Dr Sam Beatson is an applied financial data scientist (econometrician) and qualitative researcher with a specialty in China. He received his Ph.D. at Nottingham University School of Contemporary Chinese Studies under the Economics & Finance professors of the School’s Research Centre for Banking & Finance. He has been working with big data financial and ownership datasets from the Chinese stock market listed companies for more than five years, analyzing accounting, ownership, corporate governance and financial market performance data. He has also collected and thematically analysed 25 practitioner interviews in the Greater China region, discerning the preferences of foreign investors in the Chinese stock market from their positions, data from company characteristics and from the fund managers themselves. He has taught Masters Students in Chinese finance and business in addition to empirical methodology, analysis & interpretation and was the recipient of a prestigious award for his teaching at Nottingham. He held a Fellowship for two years at the Lau China Institute, King’s College London and is the Managing Director in Statisi Ltd, a public sector and commercial economic consulting company, and the Chair of the Smart Societies Institute.

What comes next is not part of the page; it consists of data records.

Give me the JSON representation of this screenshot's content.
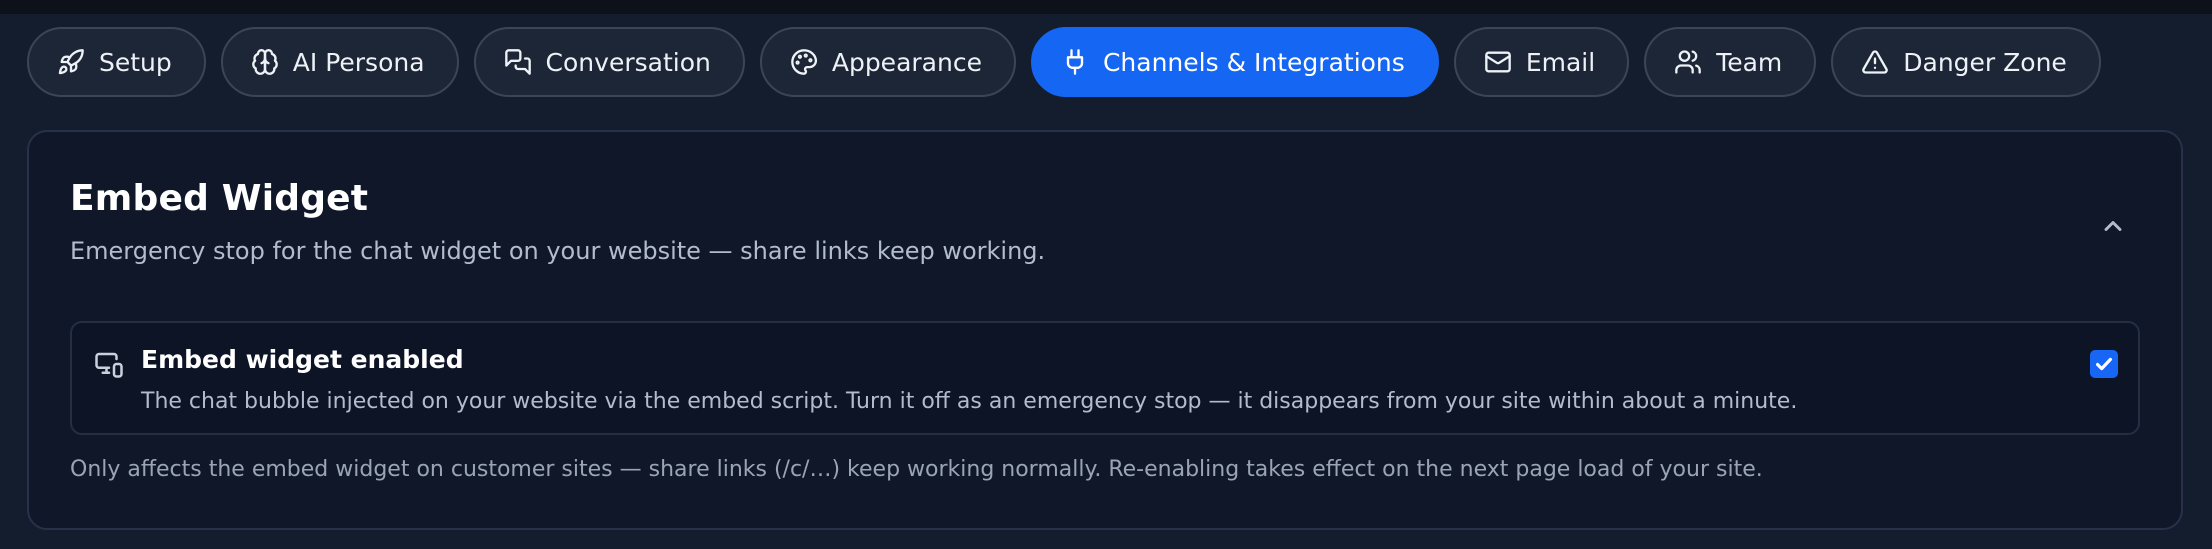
{
  "tabs": [
    {
      "label": "Setup",
      "icon": "rocket-icon",
      "active": false
    },
    {
      "label": "AI Persona",
      "icon": "brain-icon",
      "active": false
    },
    {
      "label": "Conversation",
      "icon": "chat-bubbles-icon",
      "active": false
    },
    {
      "label": "Appearance",
      "icon": "palette-icon",
      "active": false
    },
    {
      "label": "Channels & Integrations",
      "icon": "plug-icon",
      "active": true
    },
    {
      "label": "Email",
      "icon": "mail-icon",
      "active": false
    },
    {
      "label": "Team",
      "icon": "users-icon",
      "active": false
    },
    {
      "label": "Danger Zone",
      "icon": "warning-triangle-icon",
      "active": false
    }
  ],
  "section": {
    "title": "Embed Widget",
    "description": "Emergency stop for the chat widget on your website — share links keep working.",
    "collapse_icon": "chevron-up-icon",
    "setting": {
      "icon": "devices-icon",
      "title": "Embed widget enabled",
      "description": "The chat bubble injected on your website via the embed script. Turn it off as an emergency stop — it disappears from your site within about a minute.",
      "checked": true
    },
    "note": "Only affects the embed widget on customer sites — share links (/c/…) keep working normally. Re-enabling takes effect on the next page load of your site."
  },
  "colors": {
    "accent": "#1566f3",
    "background": "#141d2e",
    "card": "#0f1729"
  }
}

In his consulting career, Sam was the principal econometrician and project coordinator responsible for costing and modelling for the refresh of the Clinical Commissioning Groups (CCG) formula for the NHS executive during 2015/16 financial year, answerable to the Head of Analytical Finance, Advisory Committee on Resource Allocation (ACRA) and the Technical Advisory Group (TAG) and senior economist to the Marine Management Organisation (MMO), conducting peer review and oversight of analysts working on the South Offshore Marine plans during 2015. More recently, Sam was a thought leader and subject matter expert in the Digital Trust and Ethics conference series organized by the Corsham Institute in collaboration with RAND Europe. He has subsequently been made a founding Leadership Fellow of St George’s House, Windsor Castle. Sam has presented his Chinese financial papers at the University of Hong Kong, where he holds a lifetime membership at St John’s College, the University of Gothenburg, London Metropolitan University and the University of Nottingham. He has presented on big data management and ethics in data science at Sun Yat Sen Medical School, Guangzhou. He is currently working on a project entitled ‘The Colour of Chinese Money’ for which two workshops were recently held in Canberra and London. Sam and his research have recently been featured in the Telegraph, South China Morning Post, China-US Focus, China Daily (Hong Kong edition), Financial Times and BBC Business News.